While one could easily dispute every point in these tendentious sentences (to say nothing of his other 5,000 sophomoric words), to do so would miss the most curious quality of Trudeau’s unsophisticated oration: its manner and its mode. Here, fuzzy language and muddled thinking are fixed into rigid and erroneous connections through the relentless rhetoric of so-called clarity; here, the grizzly act of butchering babies is veiled by a series of euphemism, quickly flitting between nebulous phrases and abstract nouns: so does the death of the child in the womb become, in Trudeau’s maze of platitudes, first, “reproductive health” and then, bizarrely, “the legalization of choice.”

In such a perverse view of the world, the density of real history all but disappears. When liberty is conflated with its utter abrogation in the totally denial of the rights of the unborn, every other democratic inheritance is corroded and compromised.  Thus do the freedoms of the Magna Carta and Common Law fade before the controversial social upheavals of the 1960s. According to Trudeau, before abortion was legalized, Canada was not free.

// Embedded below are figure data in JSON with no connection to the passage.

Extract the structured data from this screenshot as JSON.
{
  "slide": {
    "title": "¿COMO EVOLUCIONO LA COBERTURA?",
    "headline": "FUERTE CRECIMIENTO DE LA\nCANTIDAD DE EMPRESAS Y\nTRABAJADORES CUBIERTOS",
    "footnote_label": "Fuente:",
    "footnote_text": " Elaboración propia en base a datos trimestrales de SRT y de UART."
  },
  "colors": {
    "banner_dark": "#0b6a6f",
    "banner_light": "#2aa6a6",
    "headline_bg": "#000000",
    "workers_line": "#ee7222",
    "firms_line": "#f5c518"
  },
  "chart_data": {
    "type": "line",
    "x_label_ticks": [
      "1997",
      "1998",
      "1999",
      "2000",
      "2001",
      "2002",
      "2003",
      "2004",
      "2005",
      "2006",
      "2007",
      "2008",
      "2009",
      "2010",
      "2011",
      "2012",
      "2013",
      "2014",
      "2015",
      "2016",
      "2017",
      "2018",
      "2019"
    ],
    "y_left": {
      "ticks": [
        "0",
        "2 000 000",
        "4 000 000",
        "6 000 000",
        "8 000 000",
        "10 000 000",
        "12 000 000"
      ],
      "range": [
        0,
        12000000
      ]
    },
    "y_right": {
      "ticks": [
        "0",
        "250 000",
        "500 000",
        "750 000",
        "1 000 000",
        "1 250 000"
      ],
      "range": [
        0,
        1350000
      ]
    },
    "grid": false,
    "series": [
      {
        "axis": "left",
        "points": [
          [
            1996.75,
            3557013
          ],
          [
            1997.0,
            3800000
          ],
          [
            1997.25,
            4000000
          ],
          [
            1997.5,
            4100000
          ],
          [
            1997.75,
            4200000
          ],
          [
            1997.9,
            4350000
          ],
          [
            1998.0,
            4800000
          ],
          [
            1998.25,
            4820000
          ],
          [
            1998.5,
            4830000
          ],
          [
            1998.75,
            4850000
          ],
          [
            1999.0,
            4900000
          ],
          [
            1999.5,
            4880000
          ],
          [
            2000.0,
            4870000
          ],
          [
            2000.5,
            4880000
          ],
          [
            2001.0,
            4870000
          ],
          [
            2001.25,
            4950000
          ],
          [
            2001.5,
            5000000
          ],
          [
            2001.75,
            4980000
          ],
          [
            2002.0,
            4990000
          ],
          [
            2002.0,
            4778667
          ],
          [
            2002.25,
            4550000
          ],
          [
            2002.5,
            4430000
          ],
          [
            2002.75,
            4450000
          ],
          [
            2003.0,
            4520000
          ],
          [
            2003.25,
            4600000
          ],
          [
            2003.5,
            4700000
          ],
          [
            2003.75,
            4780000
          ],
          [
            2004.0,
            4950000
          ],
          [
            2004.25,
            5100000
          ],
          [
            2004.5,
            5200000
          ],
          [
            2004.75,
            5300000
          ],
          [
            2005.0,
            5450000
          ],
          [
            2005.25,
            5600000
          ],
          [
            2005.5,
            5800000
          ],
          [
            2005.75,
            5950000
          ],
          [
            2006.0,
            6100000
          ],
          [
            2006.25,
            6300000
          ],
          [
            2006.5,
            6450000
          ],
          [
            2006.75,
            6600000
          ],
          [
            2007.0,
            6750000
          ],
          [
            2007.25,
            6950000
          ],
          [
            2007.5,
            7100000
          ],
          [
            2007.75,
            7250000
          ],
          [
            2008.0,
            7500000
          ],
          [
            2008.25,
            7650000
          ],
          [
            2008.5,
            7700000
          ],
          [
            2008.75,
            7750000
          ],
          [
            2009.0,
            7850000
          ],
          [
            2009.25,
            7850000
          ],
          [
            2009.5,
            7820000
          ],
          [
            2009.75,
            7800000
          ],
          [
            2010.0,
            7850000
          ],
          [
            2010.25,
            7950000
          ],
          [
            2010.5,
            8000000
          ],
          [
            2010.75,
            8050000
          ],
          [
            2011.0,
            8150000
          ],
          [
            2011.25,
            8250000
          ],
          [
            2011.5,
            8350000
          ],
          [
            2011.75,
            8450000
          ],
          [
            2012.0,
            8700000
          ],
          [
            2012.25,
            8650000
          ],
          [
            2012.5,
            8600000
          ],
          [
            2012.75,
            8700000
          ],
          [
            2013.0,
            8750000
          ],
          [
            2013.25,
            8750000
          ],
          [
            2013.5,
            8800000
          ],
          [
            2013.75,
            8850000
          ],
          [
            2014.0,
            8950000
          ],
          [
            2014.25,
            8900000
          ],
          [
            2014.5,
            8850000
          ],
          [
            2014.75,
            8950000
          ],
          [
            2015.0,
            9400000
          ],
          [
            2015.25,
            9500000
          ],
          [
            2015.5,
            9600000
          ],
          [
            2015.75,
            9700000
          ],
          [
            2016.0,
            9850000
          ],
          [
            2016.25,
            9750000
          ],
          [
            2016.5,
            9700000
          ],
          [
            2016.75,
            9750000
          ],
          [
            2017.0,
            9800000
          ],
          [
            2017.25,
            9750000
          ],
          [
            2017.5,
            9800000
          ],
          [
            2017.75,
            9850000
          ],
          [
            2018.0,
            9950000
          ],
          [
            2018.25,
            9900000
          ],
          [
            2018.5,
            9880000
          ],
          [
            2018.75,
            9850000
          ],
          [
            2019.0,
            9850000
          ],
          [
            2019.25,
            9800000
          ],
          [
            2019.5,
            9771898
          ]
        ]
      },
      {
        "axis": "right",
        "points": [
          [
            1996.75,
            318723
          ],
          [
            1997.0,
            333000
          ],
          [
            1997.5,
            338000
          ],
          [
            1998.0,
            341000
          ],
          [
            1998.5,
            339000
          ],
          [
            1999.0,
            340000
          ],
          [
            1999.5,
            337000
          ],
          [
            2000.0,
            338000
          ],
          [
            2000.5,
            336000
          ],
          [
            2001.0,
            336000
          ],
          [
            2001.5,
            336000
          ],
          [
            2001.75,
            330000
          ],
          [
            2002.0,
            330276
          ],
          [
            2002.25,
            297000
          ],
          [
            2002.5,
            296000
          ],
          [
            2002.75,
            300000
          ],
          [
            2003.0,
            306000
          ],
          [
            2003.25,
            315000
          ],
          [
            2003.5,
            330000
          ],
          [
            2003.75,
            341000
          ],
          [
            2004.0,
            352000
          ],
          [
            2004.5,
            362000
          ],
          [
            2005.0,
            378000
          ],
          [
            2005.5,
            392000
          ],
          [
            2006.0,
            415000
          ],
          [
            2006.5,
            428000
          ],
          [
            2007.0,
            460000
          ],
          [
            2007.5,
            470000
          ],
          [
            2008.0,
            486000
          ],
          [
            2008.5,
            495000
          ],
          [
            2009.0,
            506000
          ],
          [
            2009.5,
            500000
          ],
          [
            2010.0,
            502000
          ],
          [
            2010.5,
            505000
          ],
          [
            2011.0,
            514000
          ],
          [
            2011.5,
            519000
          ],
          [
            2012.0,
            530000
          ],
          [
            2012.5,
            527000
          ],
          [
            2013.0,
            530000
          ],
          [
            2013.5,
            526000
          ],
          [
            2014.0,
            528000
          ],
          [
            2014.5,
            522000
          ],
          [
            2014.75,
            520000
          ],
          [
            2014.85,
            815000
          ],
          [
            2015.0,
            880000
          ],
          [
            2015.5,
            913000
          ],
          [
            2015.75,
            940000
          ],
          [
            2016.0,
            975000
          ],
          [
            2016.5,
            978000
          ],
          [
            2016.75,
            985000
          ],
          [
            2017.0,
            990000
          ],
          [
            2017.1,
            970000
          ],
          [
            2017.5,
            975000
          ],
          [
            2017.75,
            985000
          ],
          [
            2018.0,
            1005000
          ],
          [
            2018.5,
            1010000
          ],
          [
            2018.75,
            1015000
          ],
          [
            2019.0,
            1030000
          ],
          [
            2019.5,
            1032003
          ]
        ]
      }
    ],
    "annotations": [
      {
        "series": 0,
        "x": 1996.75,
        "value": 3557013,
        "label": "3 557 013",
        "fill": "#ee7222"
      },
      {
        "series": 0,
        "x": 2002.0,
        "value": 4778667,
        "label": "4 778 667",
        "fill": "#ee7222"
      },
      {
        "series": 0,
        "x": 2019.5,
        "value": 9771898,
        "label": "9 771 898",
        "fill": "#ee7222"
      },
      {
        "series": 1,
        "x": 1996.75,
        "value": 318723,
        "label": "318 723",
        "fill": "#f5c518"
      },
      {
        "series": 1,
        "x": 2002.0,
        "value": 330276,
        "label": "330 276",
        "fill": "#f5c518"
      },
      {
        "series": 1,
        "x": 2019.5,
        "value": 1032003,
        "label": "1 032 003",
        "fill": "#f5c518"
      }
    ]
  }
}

Such preposterous pronouncements seem all but laughable, an obstinate ignorance which is beyond parody. Yet – and this is the point –  the Liberals know that this caricature of history will likely go uncorrected. Indeed, Trudeau has turned a single canny judgement about the weakness of his political opponents into a master-strategy which just might work: he has called the bluff of all those to his right with a strident social liberalism that makes abortion, of all things, its unifying capstone. Stephen Harper’s well-known cowardice on the issue of abortion has invited just such a shrill challenge. And it is a charge the Prime Minister will ultimately be unable to answer, but only because he is unwilling to defend the rights of his most vulnerable fellow citizen. For, if the child has no rights whatsoever, what prevents him from endorsing Trudeau’s robust (but ludicrous) account of modern human rights?

After years of sufficiently competent management, Harper’s Conservatives can persuasively sell themselves as calm hands governing the ship of state. Yet, their craven political calculation not to defend the unborn has emboldened their opponents who have – perhaps correctly – sensed an expedient opening. Therefore, instead of being rebuked by the simple truth of unborn life, Trudeau’s abominable polemic will be met only by the embarrassed silence of so-called leaders who are unwilling to lead. By abandoning the unborn for the sake of a political strategy that was always too clever by half, the Conservatives may have actually made their own defeat all but inevitable.